Dans la vraie vie, en matière de crimes, on est soit auteur, soit victime. «Sur internet, la dynamique est différente: les gens sont manipulés pour communiquer leurs mots de passe, ce qui provoque parfois une réaction d’incrédulité ou de désapprobation du monde extérieur, amenant certaines victimes à se taire et à croire que tout est de leur faute, souligne Céline Bisschop directrice d’un centre d’aide aux victimes. Les victimes sont doublement pénalisées: par la fraude elle-même et par le manque d’empathie de leur entourage.»

Tout le monde peut se faire piéger

Elisa, qui occupe un poste de haut niveau dans une multinationale, a été tentée par un investissement prometteur en bitcoins, prétendument promu par le propriétaire de la chaîne de magasins de vêtements Zara. «Nous sommes tous un peu cupides lorsque nous pensons pouvoir gagner facilement de l’argent. C’est ce sur quoi ces pirates ont joué avec finesse. Pire que l’argent perdu, c’est la peur qui s’est emparée de moi. Pendant des mois, j’ai consulté mes comptes à tout bout de champ. J’ignore si je pourrai un jour me défaire de cette peur.»

N’importe qui, quel que soit son niveau d’éducation ou son âge, peut se faire piéger.
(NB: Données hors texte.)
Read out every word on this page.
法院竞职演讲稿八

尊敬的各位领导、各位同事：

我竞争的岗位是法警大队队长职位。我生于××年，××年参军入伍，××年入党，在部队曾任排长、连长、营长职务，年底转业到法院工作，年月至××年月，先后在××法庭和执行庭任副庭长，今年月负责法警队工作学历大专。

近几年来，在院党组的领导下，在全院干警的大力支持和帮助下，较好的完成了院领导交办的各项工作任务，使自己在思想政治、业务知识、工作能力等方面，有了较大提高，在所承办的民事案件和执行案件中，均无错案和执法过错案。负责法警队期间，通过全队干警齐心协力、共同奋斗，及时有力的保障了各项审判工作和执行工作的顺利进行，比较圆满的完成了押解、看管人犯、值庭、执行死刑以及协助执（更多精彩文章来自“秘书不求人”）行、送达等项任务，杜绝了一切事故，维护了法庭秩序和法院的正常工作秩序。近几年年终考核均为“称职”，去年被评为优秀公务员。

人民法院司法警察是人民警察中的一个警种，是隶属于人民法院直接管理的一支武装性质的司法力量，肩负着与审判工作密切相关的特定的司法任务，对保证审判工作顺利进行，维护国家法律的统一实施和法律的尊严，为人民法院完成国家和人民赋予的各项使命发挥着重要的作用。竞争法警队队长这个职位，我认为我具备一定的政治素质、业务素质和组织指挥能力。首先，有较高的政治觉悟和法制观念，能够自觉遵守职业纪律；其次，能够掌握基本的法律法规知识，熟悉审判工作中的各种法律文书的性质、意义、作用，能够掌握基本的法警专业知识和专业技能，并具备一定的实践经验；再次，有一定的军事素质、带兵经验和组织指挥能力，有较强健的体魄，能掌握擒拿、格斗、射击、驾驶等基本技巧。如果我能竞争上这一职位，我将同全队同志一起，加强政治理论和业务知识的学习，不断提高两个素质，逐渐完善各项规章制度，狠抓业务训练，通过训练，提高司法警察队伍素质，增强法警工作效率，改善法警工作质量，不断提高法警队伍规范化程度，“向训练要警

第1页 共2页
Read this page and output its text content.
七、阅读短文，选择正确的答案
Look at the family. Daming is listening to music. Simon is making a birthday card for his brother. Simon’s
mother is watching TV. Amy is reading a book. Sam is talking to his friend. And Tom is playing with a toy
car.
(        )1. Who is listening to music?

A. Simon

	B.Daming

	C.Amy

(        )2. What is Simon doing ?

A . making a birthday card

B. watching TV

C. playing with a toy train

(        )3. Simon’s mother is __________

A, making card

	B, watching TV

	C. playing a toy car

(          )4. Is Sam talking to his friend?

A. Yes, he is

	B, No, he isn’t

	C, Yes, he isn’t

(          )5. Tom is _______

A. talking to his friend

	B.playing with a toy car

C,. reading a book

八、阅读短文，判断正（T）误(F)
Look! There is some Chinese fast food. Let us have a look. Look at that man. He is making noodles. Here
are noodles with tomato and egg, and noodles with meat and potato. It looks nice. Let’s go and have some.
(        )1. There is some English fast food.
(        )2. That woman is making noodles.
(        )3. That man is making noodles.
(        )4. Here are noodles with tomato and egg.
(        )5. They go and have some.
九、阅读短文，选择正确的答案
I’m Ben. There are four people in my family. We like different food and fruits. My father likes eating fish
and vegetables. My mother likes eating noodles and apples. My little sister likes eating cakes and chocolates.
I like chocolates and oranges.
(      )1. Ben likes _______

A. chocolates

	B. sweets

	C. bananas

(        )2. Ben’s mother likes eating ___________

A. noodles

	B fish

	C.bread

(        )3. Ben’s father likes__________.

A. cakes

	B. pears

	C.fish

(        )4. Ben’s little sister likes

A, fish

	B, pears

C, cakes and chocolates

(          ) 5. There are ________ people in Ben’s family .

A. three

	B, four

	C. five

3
Mais comment peut-on croire à ces promesses de gain facile? «Comme nous recevons tous des quantités de mails frauduleux, il peut arriver qu’on manque de vigilance et qu’on ne vérifie pas la validité du profil de l’expéditeur, souligne Barbara Briers, psychologue de la consommation. Sans compter que nous prenons 95% de nos décisions dans l’urgence, lorsque nous sommes occupés ou fatigués. N’importe qui, quel que soit son niveau d’éducation ou son âge, peut être piégé de la sorte.»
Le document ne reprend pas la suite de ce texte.